Pero eso no era todo: solapada y alegremente, un nuevo concepto integrador, algo nuevo, se elevaba como el eje alrededor del cual se iba a organizar y ordenar toda la física del siglo: la energía.

Un nuevo concepto, pero que además venía dotado con un status especial, el principio de conservación de la energía habría de convertirse en la ley de leyes del universo físico, era el primer principio de la termodinámica.

La ley de conservación de la energía era un principio feliz: todo lo que hay, habrá, y nunca perderemos nada. Se sucederán las generaciones, y las máquinas, se levantará el polvo de la tierra por la acción de las ruedas que producen rozamiento y calor y volverá a posarse, pero la cantidad de energía disponible para realizar trabajo y hacer funcionar al mundo siempre será la misma y estará ahí, ya sea almacenada en la materia (energía química), en el movimiento (energía cinética), en el campo gravitatorio (energía potencial), en la incipiente electricidad o en el calor, y cualquiera de estos tipos de energía se podrían reciclar indefinidamente. ¡No podía existir un principio mayor de plenitud en una ciencia que se expandía aceleradamente, y que con instrumentos cada vez más finos, con matemáticas cada vez más precisas y una confianza cada vez más robustecida, se sentía capaz de escrutar todos los rincones hasta agitarlos!
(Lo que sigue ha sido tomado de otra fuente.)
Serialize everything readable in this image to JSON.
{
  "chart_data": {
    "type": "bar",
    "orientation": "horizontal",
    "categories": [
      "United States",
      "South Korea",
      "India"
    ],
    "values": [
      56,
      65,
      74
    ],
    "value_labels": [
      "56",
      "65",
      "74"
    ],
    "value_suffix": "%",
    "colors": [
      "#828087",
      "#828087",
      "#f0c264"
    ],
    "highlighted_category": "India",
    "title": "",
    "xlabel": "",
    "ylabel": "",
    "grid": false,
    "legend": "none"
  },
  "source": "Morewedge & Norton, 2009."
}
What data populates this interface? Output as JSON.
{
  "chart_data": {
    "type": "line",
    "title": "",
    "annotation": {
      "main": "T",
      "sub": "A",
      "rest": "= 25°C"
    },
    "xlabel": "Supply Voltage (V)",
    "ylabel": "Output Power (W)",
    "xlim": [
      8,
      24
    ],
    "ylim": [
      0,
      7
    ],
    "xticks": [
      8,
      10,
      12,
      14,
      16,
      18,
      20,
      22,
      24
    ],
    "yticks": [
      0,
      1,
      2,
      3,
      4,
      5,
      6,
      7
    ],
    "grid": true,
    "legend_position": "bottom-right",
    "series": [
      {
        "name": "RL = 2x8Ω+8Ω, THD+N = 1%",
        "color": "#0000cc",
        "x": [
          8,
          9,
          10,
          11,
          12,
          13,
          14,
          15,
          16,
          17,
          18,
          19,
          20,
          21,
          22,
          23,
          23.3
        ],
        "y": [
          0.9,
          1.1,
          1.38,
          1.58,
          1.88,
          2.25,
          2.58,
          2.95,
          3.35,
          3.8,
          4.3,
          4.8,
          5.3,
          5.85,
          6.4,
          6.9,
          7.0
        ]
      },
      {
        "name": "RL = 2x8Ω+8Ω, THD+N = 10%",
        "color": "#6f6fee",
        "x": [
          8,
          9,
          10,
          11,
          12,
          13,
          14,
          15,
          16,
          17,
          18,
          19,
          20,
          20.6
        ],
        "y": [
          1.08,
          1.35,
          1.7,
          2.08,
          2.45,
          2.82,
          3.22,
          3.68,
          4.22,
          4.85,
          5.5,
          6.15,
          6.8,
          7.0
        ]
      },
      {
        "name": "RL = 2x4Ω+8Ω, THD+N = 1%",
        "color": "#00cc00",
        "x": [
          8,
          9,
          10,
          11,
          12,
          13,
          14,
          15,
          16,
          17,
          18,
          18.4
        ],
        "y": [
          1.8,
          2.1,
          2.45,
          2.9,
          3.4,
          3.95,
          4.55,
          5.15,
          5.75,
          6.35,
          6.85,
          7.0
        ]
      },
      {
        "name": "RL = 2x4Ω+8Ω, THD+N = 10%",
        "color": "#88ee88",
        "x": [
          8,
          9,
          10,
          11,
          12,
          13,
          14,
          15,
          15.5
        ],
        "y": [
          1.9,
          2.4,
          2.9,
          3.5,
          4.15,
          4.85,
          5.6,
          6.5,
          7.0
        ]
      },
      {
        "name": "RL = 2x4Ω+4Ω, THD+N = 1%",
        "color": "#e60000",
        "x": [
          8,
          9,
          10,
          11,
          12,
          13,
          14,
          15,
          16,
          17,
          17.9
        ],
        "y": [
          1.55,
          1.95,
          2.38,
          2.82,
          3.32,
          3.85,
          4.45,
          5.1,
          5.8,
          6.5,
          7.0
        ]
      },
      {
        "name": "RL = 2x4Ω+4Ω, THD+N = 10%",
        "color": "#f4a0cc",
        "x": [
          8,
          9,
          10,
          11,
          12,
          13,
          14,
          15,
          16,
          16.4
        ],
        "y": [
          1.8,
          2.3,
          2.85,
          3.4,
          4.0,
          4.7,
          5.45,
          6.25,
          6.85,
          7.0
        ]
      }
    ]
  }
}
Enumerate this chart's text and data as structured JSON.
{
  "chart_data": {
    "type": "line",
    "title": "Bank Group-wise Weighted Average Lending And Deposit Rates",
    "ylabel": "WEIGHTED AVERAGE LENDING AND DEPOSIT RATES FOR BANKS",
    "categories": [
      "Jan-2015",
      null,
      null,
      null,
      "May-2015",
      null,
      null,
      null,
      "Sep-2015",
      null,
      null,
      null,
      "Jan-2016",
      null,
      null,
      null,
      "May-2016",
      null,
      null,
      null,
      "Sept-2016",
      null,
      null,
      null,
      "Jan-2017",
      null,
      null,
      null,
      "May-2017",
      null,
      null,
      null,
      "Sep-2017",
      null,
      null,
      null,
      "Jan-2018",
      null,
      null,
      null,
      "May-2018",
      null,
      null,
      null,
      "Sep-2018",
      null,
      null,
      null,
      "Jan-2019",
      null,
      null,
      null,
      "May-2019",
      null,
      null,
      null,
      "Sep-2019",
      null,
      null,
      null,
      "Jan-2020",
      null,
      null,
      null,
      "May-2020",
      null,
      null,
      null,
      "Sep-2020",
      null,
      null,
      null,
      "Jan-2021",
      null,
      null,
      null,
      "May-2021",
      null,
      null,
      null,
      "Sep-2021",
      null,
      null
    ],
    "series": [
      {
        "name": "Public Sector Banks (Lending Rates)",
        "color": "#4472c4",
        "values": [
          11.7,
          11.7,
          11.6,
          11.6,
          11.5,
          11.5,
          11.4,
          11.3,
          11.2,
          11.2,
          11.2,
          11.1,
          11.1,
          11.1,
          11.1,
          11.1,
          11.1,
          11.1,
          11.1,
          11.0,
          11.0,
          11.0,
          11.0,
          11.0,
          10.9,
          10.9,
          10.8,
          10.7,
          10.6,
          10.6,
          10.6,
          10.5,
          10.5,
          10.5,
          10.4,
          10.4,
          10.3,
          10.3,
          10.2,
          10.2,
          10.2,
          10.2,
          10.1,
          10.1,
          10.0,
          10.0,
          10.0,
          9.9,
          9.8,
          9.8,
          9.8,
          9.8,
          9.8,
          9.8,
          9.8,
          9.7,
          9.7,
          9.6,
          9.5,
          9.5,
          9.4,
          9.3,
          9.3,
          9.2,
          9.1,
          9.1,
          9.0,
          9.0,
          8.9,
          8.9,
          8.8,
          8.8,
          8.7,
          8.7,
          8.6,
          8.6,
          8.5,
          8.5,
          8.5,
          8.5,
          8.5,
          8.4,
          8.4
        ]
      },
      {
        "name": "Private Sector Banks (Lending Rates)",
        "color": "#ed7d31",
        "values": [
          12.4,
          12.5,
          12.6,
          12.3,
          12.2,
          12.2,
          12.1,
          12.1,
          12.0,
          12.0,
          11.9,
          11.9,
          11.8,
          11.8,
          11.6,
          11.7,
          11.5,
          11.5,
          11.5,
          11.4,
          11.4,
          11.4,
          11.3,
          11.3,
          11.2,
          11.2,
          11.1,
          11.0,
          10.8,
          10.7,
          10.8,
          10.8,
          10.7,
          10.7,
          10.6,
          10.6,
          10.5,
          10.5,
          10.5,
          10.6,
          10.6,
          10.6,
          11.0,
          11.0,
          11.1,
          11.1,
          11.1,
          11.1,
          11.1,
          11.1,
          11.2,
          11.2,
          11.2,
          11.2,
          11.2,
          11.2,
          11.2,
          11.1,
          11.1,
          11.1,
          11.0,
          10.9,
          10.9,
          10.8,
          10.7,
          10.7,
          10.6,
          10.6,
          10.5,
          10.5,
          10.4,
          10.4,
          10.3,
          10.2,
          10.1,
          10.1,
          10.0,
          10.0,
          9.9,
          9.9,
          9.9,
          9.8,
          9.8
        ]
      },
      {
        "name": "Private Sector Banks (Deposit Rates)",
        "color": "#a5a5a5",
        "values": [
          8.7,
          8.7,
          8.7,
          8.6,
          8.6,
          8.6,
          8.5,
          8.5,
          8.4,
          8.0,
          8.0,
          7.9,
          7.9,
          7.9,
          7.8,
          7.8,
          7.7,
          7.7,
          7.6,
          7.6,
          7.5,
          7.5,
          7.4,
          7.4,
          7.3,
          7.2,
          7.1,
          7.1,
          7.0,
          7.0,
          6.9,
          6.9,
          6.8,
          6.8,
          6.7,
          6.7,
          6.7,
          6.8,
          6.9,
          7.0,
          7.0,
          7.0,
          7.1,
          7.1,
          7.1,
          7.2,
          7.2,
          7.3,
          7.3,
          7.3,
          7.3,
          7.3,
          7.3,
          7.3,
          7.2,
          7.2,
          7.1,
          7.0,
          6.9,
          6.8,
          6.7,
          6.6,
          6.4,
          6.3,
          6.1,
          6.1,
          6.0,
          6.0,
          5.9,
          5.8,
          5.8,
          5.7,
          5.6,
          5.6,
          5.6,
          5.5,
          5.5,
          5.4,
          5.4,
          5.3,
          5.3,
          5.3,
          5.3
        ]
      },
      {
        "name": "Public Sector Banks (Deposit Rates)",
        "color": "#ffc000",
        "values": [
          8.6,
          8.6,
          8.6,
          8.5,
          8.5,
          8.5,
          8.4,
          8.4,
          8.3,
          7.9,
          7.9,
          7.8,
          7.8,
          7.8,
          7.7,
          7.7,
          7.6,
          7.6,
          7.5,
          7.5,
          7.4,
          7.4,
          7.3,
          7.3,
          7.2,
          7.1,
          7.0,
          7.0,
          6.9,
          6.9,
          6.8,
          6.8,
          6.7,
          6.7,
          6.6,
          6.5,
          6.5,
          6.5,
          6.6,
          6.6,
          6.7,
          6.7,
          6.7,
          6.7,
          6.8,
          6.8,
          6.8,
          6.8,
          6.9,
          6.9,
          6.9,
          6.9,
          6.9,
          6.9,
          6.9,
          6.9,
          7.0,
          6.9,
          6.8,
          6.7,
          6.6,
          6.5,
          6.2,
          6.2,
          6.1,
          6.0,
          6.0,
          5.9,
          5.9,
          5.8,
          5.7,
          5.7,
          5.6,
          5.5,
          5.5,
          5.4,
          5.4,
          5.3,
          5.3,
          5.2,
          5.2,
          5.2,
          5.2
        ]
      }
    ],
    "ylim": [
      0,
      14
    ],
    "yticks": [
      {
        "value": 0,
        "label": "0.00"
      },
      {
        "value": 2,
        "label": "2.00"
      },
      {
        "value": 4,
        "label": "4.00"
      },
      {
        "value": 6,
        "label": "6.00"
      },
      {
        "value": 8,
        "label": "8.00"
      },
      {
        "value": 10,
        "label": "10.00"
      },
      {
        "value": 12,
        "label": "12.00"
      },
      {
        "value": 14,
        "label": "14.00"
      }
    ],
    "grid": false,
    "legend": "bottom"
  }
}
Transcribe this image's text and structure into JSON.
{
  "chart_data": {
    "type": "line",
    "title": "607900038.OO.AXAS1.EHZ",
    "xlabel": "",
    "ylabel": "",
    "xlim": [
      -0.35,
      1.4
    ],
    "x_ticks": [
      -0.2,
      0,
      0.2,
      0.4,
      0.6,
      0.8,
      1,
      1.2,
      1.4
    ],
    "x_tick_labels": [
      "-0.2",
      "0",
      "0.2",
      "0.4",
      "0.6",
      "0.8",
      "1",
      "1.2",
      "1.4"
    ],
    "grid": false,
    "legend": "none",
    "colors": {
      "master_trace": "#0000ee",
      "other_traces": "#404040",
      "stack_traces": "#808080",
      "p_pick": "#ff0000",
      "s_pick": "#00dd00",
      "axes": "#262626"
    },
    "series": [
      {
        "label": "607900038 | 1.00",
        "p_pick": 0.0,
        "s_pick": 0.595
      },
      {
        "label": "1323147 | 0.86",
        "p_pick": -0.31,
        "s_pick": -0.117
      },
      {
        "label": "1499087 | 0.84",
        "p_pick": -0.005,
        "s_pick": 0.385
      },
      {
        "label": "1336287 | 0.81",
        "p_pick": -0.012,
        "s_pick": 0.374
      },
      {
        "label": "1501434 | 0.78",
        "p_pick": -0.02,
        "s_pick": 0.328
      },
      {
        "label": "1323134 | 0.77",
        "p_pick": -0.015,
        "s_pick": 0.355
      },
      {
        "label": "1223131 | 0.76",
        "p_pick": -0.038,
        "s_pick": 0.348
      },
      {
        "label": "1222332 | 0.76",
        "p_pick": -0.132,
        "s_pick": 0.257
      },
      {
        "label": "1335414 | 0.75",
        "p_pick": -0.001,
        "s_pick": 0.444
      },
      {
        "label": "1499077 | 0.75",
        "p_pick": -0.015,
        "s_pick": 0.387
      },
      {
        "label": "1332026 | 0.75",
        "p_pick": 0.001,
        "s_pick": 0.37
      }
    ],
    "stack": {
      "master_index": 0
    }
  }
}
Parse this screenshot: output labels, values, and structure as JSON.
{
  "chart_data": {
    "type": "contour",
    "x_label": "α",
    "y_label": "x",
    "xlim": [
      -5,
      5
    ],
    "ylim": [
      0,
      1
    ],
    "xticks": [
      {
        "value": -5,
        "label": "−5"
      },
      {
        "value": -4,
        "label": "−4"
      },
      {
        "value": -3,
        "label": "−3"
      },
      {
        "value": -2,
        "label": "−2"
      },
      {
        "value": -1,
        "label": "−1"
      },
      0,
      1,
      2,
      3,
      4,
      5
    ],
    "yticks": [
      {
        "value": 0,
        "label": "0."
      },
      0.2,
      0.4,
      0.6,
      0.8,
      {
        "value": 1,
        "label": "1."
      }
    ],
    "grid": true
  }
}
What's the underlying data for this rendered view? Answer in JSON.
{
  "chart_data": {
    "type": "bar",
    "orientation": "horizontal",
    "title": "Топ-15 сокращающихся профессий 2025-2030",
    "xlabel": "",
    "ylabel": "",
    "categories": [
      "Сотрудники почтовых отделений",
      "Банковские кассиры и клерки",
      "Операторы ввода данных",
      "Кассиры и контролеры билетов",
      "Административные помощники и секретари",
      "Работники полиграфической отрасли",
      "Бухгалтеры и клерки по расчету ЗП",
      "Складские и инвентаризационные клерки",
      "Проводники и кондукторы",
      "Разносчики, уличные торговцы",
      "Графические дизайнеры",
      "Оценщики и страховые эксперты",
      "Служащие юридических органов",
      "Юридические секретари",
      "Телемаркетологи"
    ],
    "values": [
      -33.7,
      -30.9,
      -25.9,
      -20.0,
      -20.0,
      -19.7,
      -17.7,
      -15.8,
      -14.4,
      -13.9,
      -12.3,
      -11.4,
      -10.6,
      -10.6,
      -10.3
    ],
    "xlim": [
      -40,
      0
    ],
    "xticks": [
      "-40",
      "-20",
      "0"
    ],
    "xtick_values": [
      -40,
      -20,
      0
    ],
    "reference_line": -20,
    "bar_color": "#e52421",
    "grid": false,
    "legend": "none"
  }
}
Sin embargo, era demasiado bueno, y una sombra acechaba: en efecto, en 1862, Rudolf Clausius (1822-1888) introdujo en ese universo conservador y confiado en sí mismo una nueva entidad a la que llamó entropía, una magnitud que, a grandes rasgos, es la medida del desorden de un sistema, y enunció lo que se conoció como el segundo principio de la termodinámica: la entropía inexorablemente aumenta, todo lo desordenado se desordena, tarde o temprano, toda la energía (aunque se conserve) antes o después se convertirá en calor, su forma más “desordenada”, con más alta entropía. Cada vez que hierve una pava para hacer café y el calor se convierte en movimiento de las moléculas de agua, hay una parte de ese calor que no regresará más y nunca podrá recuperarse: y así, todo el universo terminará transformándose en calor, desde el más pequeño de los seres vivientes hasta la más grande de las estrellas; el inexorable aumento de la entropía nos condenaba a la muerte térmica, a una inmensa nada donde no habría ya materia ni movimiento, ni electricidad, ni nada que no fuera calor. Una inmensa nada inmóvil e inerte donde (aunque por supuesto la cantidad de energía total sería idéntica) la entropía iba a alcanzar su máximo y ningún fenómeno podría ya producirse, porque en ningún caso la entropía puede disminuir.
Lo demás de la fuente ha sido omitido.